Including at least a compound having a repeating unit and a cellulose ester,
In-plane retardation (Re) at a wavelength of 590 nm is 10 nm or less,
The elastic modulus exceeds 3.5 GPa,
The compound having a repeating unit, a condensate of a polybasic acid and polyhydric alcohol, and meets the following conditions (1) to (6),
The ratio of the sound wave propagation velocity in the direction in which the sound wave propagation velocity is maximum and the direction orthogonal thereto (maximum direction / orthogonal direction in the maximum direction) is 1.10 or more,
An optical film having a thickness direction retardation (Rth) of -10 to 0 nm at a wavelength of 590 nm .
(1) The polybasic acid includes at least a polybasic acid having 5 or less carbon atoms.
(2) The polybasic acid has an average carbon number of 3 or more and less than 6.
(3) The polyhydric alcohol has an average carbon number of 2 or more and 3 or less.
(4) All repeating units composed of a combination of one kind of polybasic acid and one kind of polyhydric alcohol have 4 to 9 carbon atoms.
(5) Number average molecular weight is 800 or more and 5000 or less.
(6) The hydroxyl value is less than 40 mgKOH / g. The compound having a Repetitive return units, optical film according to claim 1 containing 0.1 to 50 wt% with respect to the cellulose ester. The optical film according to claim 1 or 2, wherein a ratio of a sound wave propagation speed in a direction in which the sound wave propagation speed is maximum and a direction perpendicular thereto (maximum direction / direction orthogonal to the maximum direction) is 1.10 or more and 1.24 or less. .   4. The optical film according to claim 3, wherein the ratio of the sound wave propagation velocity in the direction in which the sound wave propagation velocity is maximum and the direction orthogonal thereto (maximum direction / orthogonal direction in the maximum direction) is 1.20 or more and 1.24 or less. Furthermore, the optical film of any one of Claims 1-4 containing the compound which improves the wet heat durability of a retardation. Furthermore, the optical film of any one of Claims 1-5 containing a humidity dependence reducing agent. Furthermore, the optical film of any one of Claims 1-6 containing a retardation regulator. The optical film according to any one of claims 1 to 7 including at least succinic acid as the polybasic acid. A roll-shaped optical film obtained by winding the optical film according to any one of claims 1 to 8 , and having an elastic modulus in a longitudinal direction exceeding 3.5 GPa. The roll-shaped optical film according to claim 9 , wherein the maximum direction of sound wave propagation speed is the longitudinal direction.

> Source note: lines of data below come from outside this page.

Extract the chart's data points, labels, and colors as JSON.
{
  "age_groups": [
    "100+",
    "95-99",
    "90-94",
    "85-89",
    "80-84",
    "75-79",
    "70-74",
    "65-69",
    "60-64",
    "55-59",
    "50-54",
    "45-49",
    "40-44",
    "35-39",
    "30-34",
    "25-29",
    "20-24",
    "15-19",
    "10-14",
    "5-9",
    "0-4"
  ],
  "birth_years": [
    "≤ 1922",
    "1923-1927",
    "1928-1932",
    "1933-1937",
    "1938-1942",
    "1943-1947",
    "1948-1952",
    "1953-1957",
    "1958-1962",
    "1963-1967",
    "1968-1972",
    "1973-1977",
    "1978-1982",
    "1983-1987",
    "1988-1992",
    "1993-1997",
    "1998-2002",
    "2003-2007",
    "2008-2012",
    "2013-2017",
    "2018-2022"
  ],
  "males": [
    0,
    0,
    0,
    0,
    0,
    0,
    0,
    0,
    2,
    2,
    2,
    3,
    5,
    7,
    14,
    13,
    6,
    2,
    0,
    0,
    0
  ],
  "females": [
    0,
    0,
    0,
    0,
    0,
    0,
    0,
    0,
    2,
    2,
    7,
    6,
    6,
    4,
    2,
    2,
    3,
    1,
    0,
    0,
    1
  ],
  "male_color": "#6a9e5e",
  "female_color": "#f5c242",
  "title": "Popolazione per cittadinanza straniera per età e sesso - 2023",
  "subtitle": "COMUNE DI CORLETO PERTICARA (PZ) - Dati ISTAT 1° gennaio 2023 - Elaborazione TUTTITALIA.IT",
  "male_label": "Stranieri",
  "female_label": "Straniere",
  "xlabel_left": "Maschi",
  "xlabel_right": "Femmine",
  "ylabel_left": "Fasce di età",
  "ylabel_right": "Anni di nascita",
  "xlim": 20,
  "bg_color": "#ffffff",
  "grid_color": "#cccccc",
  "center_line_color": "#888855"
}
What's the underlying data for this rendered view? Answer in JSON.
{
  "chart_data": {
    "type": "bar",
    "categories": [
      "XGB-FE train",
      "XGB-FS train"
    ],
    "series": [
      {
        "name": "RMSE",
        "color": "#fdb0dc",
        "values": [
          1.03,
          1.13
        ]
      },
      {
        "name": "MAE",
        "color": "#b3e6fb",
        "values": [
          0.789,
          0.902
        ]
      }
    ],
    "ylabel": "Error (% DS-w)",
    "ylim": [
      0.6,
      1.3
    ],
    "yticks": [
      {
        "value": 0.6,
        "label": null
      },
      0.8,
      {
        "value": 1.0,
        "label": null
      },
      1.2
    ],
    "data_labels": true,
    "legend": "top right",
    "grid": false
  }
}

The roll-shaped optical film according to claim 9 or 10 , wherein the length in the longitudinal direction is 100 to 16000 m. Optical film be unwound rolled optical film according to any one of claims 9-11. A polarizing plate comprising the optical film according to any one of claims 1 to 8 and 12 , and a polarizing film. The polarizing plate of Claim 13 arrange | positioned so that the absorption axis of the said polarizing film and the maximum direction of the sound wave propagation speed of the said optical film may become parallel. A liquid crystal display device comprising the optical film according to any one of claims 1 to 8 and 12 , or the polarizing plate according to claim 13 or 14 . It is a manufacturing method of the optical film of any one of Claims 1-8 and 12 ,
A method for producing an optical film, comprising at least the following steps (a), (b), and (c):
(A) a compound having a Repetitive return units, cellulose esters, and the solvent was removed the solvent from the solution the solution was cast on a step (b) the support casting on a support including at least Step of forming a film and stripping the film from the support (c) Step of stretching the film in the transport direction The method for producing an optical film according to claim 16 , wherein the stretching speed is 50 to 10,000% / min. The method for producing an optical film according to claim 16 or 17 expands the forward between 100% to 200% of the draw ratio along the conveying direction.